After pushing this, I ran into a weird issue where I couldn’t get the app to run anymore.
It was constantly showing up this message no matter how much I updated my software, my operating systems, or anything. So, I was at this for a few hours trying to figure out what could have caused this issue. I was looking up all sorts of things, trying what other people did, looking for the certificate in VPN & Devices, but nothing would work. Then, I finally decided to completely delete the repository off of my computer and reinstall it… And it worked. This is frustrating that I didn’t do this initially, but at least it is working now!
Theme Persistence
One major issue that I decided to work on last night was theme persistence.

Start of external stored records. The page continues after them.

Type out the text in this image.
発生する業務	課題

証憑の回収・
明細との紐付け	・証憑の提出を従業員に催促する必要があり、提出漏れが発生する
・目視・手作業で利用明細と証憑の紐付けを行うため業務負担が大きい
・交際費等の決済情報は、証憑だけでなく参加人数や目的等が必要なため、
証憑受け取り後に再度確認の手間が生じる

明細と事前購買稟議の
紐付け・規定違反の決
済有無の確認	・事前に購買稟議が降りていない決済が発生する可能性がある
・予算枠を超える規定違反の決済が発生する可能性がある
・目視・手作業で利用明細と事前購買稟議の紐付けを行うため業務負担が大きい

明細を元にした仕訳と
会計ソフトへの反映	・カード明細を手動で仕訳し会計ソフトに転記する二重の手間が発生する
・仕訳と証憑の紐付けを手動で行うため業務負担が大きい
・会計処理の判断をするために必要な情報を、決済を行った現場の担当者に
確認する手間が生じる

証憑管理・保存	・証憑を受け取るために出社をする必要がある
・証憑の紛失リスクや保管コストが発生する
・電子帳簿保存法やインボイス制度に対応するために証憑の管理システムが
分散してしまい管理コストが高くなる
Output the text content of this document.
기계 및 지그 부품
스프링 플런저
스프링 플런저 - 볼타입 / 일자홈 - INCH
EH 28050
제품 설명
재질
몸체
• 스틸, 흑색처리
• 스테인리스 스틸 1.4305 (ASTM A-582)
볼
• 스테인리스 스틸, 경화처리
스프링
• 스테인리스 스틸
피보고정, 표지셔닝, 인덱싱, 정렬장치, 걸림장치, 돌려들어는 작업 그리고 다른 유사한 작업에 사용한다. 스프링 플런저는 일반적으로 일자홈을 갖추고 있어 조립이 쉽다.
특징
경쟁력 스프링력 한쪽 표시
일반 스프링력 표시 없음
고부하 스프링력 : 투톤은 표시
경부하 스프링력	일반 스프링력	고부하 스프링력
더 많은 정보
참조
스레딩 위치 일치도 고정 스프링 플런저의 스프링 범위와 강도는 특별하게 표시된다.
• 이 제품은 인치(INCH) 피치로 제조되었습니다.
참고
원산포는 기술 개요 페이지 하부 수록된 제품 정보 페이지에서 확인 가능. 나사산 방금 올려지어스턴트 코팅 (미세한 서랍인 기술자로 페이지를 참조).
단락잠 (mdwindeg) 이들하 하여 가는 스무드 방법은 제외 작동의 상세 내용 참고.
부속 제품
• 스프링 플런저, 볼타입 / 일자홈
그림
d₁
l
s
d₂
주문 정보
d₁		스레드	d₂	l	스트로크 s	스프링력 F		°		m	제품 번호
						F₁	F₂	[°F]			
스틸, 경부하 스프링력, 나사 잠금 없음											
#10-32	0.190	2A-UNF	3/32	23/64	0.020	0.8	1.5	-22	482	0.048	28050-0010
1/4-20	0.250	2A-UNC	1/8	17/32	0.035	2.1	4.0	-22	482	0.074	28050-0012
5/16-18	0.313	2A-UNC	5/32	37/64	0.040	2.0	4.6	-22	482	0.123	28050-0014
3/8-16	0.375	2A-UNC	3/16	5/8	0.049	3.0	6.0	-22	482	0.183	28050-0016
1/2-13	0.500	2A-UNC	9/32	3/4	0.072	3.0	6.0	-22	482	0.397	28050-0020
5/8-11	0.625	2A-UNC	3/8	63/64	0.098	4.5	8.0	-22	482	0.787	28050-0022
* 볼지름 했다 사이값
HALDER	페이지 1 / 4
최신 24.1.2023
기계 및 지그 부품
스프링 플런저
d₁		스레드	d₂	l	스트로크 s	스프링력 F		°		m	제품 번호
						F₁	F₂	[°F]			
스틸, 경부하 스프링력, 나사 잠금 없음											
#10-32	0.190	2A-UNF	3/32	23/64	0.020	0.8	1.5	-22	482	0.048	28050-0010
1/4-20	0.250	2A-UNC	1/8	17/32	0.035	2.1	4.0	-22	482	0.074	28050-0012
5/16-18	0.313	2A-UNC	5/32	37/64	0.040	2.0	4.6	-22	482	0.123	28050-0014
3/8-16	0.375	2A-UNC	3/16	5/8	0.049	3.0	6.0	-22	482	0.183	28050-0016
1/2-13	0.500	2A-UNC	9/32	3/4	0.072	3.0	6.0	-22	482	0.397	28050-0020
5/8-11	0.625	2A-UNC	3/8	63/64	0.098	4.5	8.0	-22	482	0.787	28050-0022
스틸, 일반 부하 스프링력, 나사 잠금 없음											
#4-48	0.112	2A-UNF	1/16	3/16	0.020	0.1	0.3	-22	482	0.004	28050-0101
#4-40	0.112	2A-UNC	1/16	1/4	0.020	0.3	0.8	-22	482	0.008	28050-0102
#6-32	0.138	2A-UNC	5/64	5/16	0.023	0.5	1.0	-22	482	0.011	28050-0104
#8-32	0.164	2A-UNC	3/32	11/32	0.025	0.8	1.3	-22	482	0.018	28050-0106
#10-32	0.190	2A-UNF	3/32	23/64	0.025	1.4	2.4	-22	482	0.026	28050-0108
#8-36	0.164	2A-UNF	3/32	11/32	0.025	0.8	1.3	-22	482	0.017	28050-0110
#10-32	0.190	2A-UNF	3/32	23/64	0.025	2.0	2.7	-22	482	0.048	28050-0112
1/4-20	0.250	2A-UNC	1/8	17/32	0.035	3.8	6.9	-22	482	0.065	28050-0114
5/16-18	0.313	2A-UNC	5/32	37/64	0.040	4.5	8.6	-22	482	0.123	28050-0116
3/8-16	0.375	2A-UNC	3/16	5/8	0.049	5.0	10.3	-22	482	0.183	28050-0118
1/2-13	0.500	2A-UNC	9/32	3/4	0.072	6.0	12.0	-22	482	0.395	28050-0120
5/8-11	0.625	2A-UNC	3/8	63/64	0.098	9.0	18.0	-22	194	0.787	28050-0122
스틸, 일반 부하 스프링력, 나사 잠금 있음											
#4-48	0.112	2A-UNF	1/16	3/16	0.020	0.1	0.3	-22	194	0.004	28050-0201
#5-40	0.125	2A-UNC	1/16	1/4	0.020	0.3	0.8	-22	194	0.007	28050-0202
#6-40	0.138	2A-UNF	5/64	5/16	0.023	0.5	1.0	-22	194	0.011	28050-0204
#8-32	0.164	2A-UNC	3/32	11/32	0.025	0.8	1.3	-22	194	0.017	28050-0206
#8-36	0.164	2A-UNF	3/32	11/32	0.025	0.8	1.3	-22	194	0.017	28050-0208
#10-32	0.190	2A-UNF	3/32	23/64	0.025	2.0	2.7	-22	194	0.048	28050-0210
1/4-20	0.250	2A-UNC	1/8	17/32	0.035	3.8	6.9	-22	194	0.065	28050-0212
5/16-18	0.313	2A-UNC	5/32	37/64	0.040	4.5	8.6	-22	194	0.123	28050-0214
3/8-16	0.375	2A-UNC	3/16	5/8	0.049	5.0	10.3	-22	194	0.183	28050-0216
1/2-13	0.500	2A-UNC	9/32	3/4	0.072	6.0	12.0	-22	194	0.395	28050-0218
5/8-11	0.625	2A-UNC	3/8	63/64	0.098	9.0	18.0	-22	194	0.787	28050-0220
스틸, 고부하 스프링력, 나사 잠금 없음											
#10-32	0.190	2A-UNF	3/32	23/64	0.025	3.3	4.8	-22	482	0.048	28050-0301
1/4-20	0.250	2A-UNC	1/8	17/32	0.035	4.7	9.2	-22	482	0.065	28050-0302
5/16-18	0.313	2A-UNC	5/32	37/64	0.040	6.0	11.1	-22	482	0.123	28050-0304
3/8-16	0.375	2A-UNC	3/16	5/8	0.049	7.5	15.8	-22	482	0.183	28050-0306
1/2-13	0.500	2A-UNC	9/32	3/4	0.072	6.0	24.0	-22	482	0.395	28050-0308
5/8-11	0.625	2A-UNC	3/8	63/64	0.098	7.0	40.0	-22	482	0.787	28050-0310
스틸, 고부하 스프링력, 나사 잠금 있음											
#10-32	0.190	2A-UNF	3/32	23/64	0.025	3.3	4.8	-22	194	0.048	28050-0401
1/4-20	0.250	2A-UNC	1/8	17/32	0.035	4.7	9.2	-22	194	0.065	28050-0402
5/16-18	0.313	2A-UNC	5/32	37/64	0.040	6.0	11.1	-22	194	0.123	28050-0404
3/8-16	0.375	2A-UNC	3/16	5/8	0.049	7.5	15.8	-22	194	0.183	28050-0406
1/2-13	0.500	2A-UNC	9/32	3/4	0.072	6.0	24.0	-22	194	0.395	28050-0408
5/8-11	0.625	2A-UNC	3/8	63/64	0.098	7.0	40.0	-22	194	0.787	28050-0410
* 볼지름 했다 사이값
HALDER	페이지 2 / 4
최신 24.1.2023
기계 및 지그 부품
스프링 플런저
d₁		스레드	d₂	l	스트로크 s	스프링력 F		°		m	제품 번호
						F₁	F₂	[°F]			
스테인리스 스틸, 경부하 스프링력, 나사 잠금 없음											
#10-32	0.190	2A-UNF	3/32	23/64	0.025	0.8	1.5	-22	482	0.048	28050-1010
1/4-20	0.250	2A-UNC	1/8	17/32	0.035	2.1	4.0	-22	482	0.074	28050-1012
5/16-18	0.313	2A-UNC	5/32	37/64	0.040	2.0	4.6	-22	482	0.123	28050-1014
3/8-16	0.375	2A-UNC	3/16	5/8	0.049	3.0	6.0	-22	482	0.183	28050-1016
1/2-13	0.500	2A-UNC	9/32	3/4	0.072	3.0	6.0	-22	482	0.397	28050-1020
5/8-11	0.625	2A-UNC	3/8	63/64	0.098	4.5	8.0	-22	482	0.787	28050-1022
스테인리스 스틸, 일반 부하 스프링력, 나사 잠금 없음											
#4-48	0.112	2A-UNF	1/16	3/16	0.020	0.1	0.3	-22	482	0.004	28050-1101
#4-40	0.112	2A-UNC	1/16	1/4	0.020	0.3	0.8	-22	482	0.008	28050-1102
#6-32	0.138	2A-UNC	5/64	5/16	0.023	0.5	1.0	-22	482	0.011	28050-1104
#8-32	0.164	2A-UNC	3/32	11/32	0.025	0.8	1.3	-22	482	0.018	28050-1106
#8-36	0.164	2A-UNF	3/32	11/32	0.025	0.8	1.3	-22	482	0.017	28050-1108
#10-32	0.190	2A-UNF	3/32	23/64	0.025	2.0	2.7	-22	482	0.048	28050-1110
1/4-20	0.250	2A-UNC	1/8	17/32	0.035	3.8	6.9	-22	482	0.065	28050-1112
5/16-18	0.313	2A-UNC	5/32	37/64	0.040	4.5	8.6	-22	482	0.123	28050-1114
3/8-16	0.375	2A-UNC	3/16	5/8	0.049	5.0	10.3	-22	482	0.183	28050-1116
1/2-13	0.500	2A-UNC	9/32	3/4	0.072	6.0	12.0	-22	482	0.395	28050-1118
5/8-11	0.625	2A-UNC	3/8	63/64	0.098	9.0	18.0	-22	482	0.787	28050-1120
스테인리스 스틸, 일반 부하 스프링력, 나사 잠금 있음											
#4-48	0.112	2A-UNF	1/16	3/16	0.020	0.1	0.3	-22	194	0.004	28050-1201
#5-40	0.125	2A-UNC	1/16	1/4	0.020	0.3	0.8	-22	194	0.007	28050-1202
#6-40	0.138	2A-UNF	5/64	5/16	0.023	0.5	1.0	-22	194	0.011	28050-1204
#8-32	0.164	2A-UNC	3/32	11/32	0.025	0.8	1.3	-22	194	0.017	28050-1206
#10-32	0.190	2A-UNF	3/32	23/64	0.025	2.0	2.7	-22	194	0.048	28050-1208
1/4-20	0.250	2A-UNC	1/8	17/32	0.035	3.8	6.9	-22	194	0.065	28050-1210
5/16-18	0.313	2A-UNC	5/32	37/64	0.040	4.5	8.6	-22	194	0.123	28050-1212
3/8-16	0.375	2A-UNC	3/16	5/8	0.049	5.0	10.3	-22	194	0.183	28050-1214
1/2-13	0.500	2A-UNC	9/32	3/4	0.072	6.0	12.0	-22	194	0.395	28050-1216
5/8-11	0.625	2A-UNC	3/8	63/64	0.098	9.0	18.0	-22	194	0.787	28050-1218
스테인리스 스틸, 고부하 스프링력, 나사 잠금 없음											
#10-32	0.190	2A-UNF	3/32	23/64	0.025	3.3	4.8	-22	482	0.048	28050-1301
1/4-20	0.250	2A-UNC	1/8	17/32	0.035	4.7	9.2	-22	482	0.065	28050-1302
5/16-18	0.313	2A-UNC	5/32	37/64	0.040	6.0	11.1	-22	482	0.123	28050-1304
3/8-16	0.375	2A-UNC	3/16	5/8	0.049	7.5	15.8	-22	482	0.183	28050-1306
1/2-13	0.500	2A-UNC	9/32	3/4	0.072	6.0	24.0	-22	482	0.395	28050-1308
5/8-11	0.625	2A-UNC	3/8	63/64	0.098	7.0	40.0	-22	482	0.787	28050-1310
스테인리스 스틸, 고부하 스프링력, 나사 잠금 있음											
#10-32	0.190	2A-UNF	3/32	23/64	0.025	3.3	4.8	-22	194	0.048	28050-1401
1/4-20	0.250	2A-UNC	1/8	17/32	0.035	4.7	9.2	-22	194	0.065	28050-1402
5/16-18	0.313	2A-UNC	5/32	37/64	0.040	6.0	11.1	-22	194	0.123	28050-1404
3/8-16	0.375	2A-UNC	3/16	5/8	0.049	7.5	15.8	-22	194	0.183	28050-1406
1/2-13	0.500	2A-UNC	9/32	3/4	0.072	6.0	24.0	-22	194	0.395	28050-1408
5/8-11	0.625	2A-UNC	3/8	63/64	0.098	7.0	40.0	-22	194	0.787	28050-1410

Currently in the app build, if someone decided to change their theme then it will always put them in dark mode, they could change this to light mode,
but then every time they restarted the app it would reset their mode back to dark.
Obviously, this is not the intended effect.
Therefor, I looked into this issue using the link that Dr. Goadrich provided.
This was an amazing starting point and I immediately got to working on implementing this.
After a couple hours of getting it to run, it almost ran perfectly first time!
However, the app wouldn’t show which state it was in on the setting to switch the mode until you flipped it once, and it would always be in light mode upon a fresh install.
Both of these were easy fixes! Turns out, for the switch I was looking at the wrong variable, so I changed the value back to what it previously was,
Theme.of(context).brightness == Brightness.dark;
.
For the initial install of the app, what I really wanted was it to start with your system preferences. This was a simple case of separating out the conditionals to make null values tell the app that it needs to use the system settings, since null means that it hasn’t been set before.
getThemeAtInit() async {
SharedPreferences sharedPreferences = await SharedPreferences.getInstance();
bool? isDarkTheme = sharedPreferences.getBool("is_dark");
if (isDarkTheme == null) {
themeMode = ThemeMode.system;
} else if (isDarkTheme) {
themeMode = ThemeMode.dark;
} else {
themeMode = ThemeMode.light;
}
notifyListeners();
}
Now, I can safely say that everything is working as intended.
What’s Coming Up?
- Continue working on a better landing page for this blog. (one day)
- Change “Projects” page to be a portfolio.
- Edit all the pages connected to the WIP landing page.